Forscher haben auch untersucht, ob psychische Störungen wie Depressionen mit Problemen mit dem Default-Mode-Netzwerk zusammenhängen könnten. Bisher waren die Ergebnisse nicht schlüssig. Bei Menschen mit Depressionen beispielsweise haben einige Forscher herausgefunden, dass die Netzwerkknoten übermäßig miteinander verbunden sind, während andere das Gegenteil festgestellt haben – dass die Knoten keine Verbindung herstellen. Und in einigen Studien ist das Netzwerk im Standardmodus selbst nicht abnormal, seine Interaktionen mit anderen Netzwerken jedoch schon. Diese Ergebnisse mögen unvereinbar erscheinen, aber sie stimmen mit den jüngsten Erkenntnissen darüber überein, dass es sich möglicherweise um eine Depression handelt eine Ansammlung unterschiedlicher Störungen die ähnliche Symptome aufweisen.

Inzwischen hat Menon das entwickelt, was er das nennt Dreifache Netzwerktheorie. Es wird davon ausgegangen, dass abnormale Interaktionen zwischen dem Standardmodusnetzwerk, dem Salienznetzwerk und einem dritten Netzwerk namens Frontoparietalnetzwerk zu psychischen Störungen wie Schizophrenie, Depression, Angstzuständen, Demenz und Autismus beitragen könnten. Typischerweise nimmt die Aktivität des Netzwerks im Standardmodus ab, wenn jemand auf einen externen Reiz achtet, während die Aktivität in den beiden anderen Netzwerken zunimmt.
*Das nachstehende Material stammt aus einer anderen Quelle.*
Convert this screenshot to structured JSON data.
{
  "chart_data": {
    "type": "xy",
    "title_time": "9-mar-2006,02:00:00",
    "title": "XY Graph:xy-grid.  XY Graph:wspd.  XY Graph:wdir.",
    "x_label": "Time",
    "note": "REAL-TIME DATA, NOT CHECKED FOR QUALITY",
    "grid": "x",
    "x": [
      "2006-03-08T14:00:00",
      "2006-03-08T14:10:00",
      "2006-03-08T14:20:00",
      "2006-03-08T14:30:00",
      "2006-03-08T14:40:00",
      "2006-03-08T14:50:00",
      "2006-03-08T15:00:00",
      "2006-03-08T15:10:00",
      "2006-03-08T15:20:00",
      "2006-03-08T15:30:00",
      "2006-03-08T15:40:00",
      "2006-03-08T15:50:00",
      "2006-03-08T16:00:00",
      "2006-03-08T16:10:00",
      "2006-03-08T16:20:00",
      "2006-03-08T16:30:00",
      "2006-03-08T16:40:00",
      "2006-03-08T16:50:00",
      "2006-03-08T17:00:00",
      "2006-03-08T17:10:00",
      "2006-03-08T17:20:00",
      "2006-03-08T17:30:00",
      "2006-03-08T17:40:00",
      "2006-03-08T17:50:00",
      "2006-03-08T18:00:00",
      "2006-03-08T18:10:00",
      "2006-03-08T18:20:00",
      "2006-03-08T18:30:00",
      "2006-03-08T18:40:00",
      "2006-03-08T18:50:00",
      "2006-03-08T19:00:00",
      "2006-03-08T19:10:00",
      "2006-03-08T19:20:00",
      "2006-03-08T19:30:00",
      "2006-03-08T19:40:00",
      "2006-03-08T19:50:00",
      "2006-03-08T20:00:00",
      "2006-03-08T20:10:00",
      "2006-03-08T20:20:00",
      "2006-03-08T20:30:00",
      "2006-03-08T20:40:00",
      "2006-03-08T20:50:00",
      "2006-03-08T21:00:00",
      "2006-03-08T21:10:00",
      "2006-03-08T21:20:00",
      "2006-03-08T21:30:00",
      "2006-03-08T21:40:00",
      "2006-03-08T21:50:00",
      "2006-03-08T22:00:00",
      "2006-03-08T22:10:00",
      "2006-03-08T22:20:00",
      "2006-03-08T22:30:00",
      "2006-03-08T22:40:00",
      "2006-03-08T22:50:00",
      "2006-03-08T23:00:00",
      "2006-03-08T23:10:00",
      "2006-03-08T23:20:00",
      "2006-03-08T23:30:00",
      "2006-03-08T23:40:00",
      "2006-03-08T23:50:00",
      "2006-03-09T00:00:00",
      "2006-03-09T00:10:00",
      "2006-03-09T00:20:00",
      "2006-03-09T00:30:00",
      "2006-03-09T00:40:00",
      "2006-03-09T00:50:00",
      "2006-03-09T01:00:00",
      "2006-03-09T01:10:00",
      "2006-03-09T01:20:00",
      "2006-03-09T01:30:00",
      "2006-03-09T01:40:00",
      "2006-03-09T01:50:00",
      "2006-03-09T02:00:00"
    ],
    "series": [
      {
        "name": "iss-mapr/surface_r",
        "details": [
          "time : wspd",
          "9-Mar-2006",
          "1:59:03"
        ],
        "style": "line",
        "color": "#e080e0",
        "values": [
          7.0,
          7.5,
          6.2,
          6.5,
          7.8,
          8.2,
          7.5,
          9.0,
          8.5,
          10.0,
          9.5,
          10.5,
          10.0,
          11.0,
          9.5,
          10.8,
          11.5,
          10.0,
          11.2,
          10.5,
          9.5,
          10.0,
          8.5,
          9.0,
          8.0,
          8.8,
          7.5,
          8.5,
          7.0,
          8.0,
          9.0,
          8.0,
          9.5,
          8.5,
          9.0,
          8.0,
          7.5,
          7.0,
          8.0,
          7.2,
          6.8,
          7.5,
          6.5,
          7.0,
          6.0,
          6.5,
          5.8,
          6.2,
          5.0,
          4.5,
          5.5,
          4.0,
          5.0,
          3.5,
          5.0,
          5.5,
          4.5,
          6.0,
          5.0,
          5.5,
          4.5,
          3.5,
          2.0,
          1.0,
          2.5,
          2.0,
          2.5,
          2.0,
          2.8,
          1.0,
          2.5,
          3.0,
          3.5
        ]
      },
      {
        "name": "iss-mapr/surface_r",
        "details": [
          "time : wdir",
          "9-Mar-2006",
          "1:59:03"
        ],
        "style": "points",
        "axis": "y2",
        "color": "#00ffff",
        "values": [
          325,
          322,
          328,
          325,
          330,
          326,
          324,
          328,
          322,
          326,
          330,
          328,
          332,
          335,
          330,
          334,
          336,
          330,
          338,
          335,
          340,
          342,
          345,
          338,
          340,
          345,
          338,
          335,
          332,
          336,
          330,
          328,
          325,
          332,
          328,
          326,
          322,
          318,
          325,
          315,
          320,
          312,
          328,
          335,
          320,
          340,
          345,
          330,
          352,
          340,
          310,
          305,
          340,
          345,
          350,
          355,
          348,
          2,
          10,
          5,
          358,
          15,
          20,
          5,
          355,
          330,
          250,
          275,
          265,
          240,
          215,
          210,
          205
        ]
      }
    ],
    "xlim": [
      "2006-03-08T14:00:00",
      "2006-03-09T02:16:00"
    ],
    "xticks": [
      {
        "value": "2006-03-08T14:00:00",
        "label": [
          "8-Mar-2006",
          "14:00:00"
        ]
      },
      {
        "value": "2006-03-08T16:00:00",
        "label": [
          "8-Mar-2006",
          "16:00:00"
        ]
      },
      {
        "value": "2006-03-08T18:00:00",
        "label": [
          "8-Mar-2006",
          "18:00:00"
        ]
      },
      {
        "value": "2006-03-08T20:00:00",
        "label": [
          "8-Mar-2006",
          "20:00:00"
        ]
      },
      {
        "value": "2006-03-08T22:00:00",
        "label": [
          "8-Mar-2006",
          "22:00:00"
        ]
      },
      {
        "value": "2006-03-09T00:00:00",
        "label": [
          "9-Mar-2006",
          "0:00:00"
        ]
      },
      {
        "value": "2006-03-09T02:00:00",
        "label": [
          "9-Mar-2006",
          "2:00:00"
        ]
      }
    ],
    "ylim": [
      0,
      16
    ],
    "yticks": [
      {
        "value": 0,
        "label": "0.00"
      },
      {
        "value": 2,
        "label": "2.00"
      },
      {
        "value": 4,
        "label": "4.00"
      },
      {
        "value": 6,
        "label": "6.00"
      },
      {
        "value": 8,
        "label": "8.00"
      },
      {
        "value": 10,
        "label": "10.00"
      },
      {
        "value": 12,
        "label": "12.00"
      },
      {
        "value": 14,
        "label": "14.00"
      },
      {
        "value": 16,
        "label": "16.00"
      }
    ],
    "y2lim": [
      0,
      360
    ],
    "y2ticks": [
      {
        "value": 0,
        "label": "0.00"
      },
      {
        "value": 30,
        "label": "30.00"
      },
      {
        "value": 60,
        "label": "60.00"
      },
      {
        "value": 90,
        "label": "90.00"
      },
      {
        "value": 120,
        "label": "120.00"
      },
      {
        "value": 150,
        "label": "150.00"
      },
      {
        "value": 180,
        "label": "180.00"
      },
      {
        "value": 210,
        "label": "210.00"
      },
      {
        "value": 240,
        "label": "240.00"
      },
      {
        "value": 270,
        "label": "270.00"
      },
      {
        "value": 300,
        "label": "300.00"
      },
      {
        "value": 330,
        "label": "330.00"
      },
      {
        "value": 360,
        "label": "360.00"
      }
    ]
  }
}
Menon vermutet, dass dieses Hin und Her zwischen Netzwerken bei Menschen mit psychiatrischen oder Entwicklungsstörungen möglicherweise nicht auf die gleiche Weise funktioniert.

Deanna Barch, der die Neurobiologie psychischer Erkrankungen an der Washington University in St. Louis studiert, ist fasziniert von der Triple-Network-Theorie. Die Untersuchung, wie Netzwerke bei Menschen mit psychischen Störungen unterschiedlich verschaltet sind, könne Forschern helfen, zugrunde liegende Mechanismen zu finden und Behandlungen zu entwickeln, sagte sie. Allerdings glaubt sie nicht, dass Netzwerkinteraktionen allein psychische Erkrankungen vollständig erklären können. „Ich denke, das Verständnis der Konnektivitätsunterschiede ist ein Ausgangspunkt“, sagte Barch. „Es ist kein Endpunkt.“

Das aktuelle Verständnis des Default-Mode-Netzwerks ist sicherlich auch nicht dessen Endpunkt. Seit seiner Entdeckung hat es Neurowissenschaftler dazu veranlasst, über die Verantwortlichkeiten einzelner Gehirnregionen hinaus zu denken und die Auswirkungen von Interaktionen zwischen Gehirnnetzwerken zu betrachten. Und es hat viele Menschen dazu gebracht, die nach innen gerichteten Aktivitäten des Geistes zu schätzen – dass unser Gehirn selbst dann, wenn wir träumen oder ruhen, hart daran arbeitet, dies zu verwirklichen.